»stadtmobil« tritt Cleaner Car Contracts bei
Berlin, 19. März 2012: Die stadtmobil-Gruppe, einer der größten deutschen CarSharing-Anbieter, ist der europäischen „Cleaner Car Contracts"-Kampagne beigetreten. Damit zeigt das deutschlandweit aktive Unternehmen ganz deutlich nach außen, dass es einen Fuhrpark betreibt, der in Hinblick auf Emissionen und Verbrauch weit unter dem bundesdeutschen Durchschnitt liegt. Die Kampagne schreibt fest: Wer wie die stadtmobil-Partner mit dem Goldenen »Cleaner Car Contracts«-Flottenaward ausgezeichnet werden will, darf ab 2015 bzw. 2016 nur noch Fahrzeuge in den Fuhrpark aufnehmen, die im Schnitt weniger als 110 g CO2/km ausstoßen. Mehrere der stadtmobil-Unterzeichner gehen sogar darüber hinaus und wollen weniger als 100 g CO2/km im Schnitt erreichen.
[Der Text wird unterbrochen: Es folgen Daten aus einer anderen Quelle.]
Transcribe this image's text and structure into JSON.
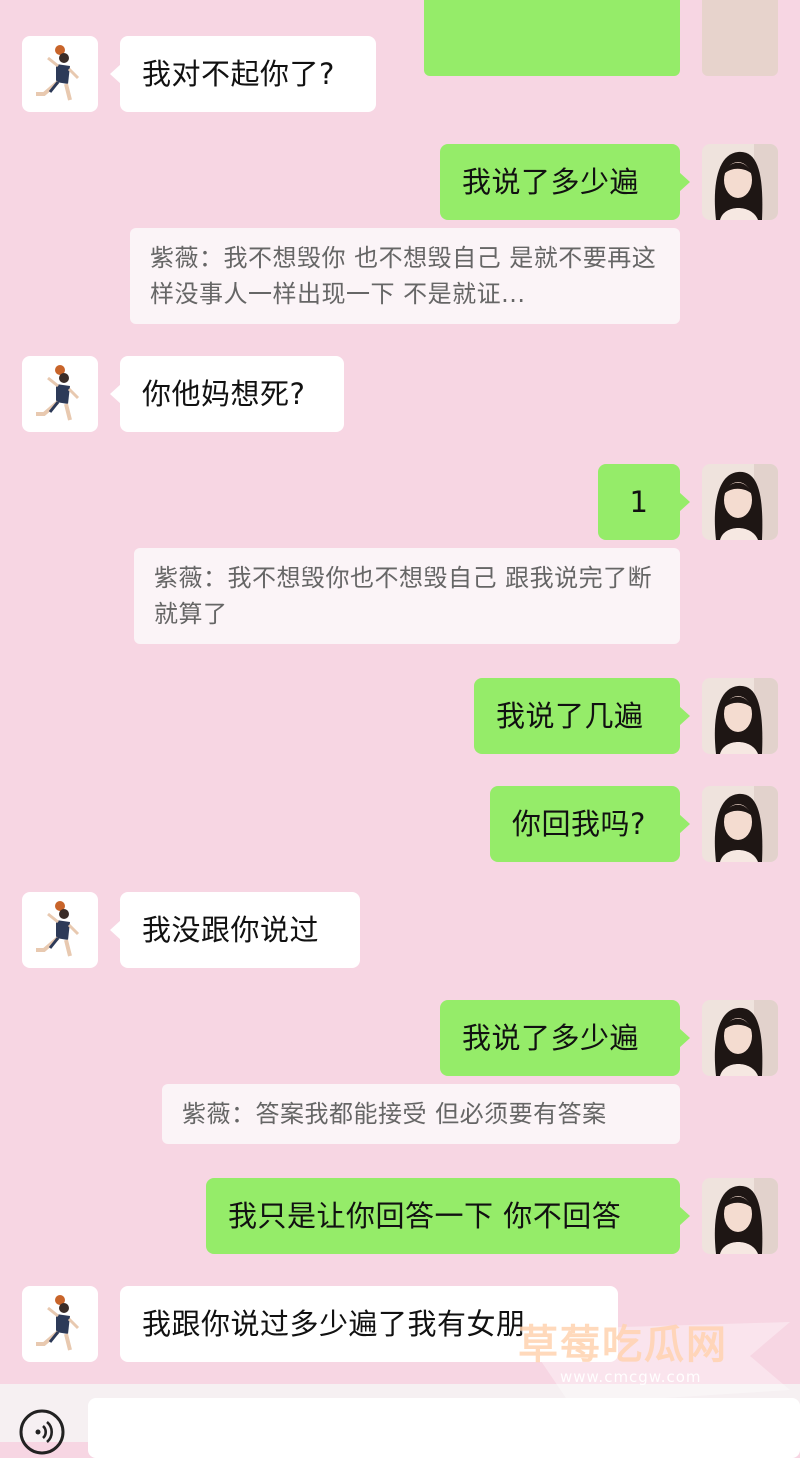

„Dass alle Mitglieder der stadtmobil-Gruppe einen »Cleaner Car Contract« unterzeichnet haben zeigt, welche übergreifende Bedeutung sparsame Fahrzeuge mittlerweile haben. Besonders erfreulich ist, dass neben den ambitionierten Zielen, über die Dauer der Verpflichtung bis 2015 beziehungsweise 2016 hinaus, auch langfristige Entscheidungen getroffen wurden", so Gregor Kolbe, »Cleaner Car Contracts«-Projektleiter beim VCD. Kolbe betont: „Die Ausrichtung des Fuhrparks an ökologischen Kriterien ist keine Eintagsfliege, sondern ein längerfristiger Prozess. Setzt man diesen konsequent um, sind deutliche Verbrauchseinsparungen möglich."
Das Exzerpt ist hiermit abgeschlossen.